This article was originally published on ETFTrends.com.
ETFs that capture environmental, social and governance, or ESG, principles can help people capture socially responsible investments, allowing investors to enhance their portfolios in a meaningful way that can positively impact the world.
"There are areas, however, where you can invest in companies that are very profitable and making a positive social difference," Heidi Heikenfeld, a portfolio manager at OppenheimerFunds, said in a note.
For example, Heikenfeld pointed out that in healthcare, there are companies improving access to medical care for local populations by creating cheaper replicas of therapies that treat diseases like breast cancer. For some, this is the first time they have access to cutting-edge therapies to treat life-threatening diseases, opening up markets that are previously unavailable.
ESG is also seen as a means to manage downside risks, along with the potential to enhance returns.
"Data on ESG factors has become widely available in recent years, and I believe that digging deeper into ESG issues is our shared responsibility as investors. It’s not just about the feel-good elements, it’s about risk management," Sharon French, Head of Beta Solutions at OppenheimerFunds, said in a note.
ESG investments have gained wider popularity in Europe, with much of the demand coming out of institutions. French pointed out that corporations in Europe are more focused on societal good, which is different than how we think about corporations in the United States but it is slowly starting to change.
However, in the U.S., French noted that investors are "not really voting with their dollars in U.S. retail markets." ESG investment strategies currently outstrip demand, so therey's a supply-demand mismatch, despite the voices calling for sustainable investing.
"We’re in the process of talking to our clients and financial advisors about what’s behind this disparity. Is it lingering skepticism about performance? Do advisors and investors understand the risk management benefits? We know that there are mixed messages in the marketplace and confusion around the lack of uniformity in nomenclature. For sustainable investing to take off in the U.S. retail market, we need to address these issues and provide more education to the investing public," French said.

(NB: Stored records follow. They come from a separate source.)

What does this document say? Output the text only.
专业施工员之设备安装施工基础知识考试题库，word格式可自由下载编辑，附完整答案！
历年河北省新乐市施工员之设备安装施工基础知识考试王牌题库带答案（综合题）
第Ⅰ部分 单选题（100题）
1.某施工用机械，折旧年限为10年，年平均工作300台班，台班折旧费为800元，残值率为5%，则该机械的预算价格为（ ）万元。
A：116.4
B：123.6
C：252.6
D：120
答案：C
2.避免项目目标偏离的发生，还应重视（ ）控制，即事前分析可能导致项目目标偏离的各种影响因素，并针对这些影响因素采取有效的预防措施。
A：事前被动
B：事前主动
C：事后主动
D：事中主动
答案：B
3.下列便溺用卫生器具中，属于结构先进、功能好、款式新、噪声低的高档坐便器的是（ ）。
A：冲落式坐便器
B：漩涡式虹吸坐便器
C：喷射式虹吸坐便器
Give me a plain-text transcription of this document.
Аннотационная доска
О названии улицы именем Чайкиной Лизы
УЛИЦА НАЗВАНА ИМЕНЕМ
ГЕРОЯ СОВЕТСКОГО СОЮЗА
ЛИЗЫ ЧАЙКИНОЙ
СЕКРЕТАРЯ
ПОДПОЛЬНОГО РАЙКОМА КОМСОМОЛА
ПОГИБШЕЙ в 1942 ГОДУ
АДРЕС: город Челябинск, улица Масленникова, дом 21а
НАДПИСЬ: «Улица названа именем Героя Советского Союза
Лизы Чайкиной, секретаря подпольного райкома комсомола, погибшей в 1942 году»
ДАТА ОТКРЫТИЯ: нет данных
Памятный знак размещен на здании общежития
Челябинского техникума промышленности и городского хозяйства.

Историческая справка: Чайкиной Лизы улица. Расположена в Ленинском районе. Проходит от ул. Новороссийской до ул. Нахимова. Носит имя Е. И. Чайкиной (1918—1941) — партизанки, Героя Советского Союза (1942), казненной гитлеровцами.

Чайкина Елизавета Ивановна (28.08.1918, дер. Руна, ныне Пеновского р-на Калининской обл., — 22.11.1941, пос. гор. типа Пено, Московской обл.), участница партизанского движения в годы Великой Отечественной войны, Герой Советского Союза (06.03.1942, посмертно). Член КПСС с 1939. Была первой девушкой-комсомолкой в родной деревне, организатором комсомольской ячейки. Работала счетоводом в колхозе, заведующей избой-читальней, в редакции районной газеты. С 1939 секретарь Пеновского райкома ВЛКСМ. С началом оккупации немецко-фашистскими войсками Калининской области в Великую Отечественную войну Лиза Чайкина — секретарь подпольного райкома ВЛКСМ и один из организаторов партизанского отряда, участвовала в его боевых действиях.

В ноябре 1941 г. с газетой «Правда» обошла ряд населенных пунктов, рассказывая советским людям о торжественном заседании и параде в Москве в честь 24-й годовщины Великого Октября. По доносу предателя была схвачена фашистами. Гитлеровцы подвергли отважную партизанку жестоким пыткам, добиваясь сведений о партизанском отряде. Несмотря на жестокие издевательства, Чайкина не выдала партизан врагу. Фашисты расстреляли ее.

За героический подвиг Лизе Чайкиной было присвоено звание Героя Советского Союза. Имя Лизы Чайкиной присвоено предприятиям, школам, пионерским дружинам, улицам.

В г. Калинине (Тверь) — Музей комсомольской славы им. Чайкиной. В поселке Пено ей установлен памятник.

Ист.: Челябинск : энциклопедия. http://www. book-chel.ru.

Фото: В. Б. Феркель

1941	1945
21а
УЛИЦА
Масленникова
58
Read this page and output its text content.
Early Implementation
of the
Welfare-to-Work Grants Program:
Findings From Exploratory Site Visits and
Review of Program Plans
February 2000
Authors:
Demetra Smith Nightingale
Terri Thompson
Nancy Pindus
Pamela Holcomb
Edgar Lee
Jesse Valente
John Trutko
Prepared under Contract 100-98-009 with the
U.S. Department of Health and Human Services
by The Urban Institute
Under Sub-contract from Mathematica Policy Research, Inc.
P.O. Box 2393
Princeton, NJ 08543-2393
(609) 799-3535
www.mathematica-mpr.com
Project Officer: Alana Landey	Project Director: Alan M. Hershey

Socially Responsible ETF Strategies
Investors who believe in the positive attributes of a socially responsible ETF strategy may consider options like the Oppenheimer ESG Revenue ETF (ESGL) and Oppenheimer Global ESG Revenue ETF (ESGF) .
ESGL targets broad U.S. large-caps through the S&P 500 but screens through Sustainalyics’ proprietary scoring system that focuses on those with positive ESG attributes and employs a revenue-weighted methodology.
ESGF, on the other hand, takes a global approach. The ETF tries to outperform the MSCI All Country World Index with strong ESG practices and re-weights companies based on revenue earned. MSCI ESG Research utilizes a proprietary ESG scoring system and screens companies based on Sharpe Ratio, a measure of risk-adjusted performance.
ESG investments try to deliver returns while monitoring the long-term impact of a company’s business practices on society, the environment and performance of the business.
Along with the ESG weights to potentially enhance returns and limit risks, OppenheimerFunds ETFs also implement a revenue-weighting methodology that could provide diversified exposure to the market, is not influenced by stock price, reflects a truer indication of a company’s value and offers stable sector exposure.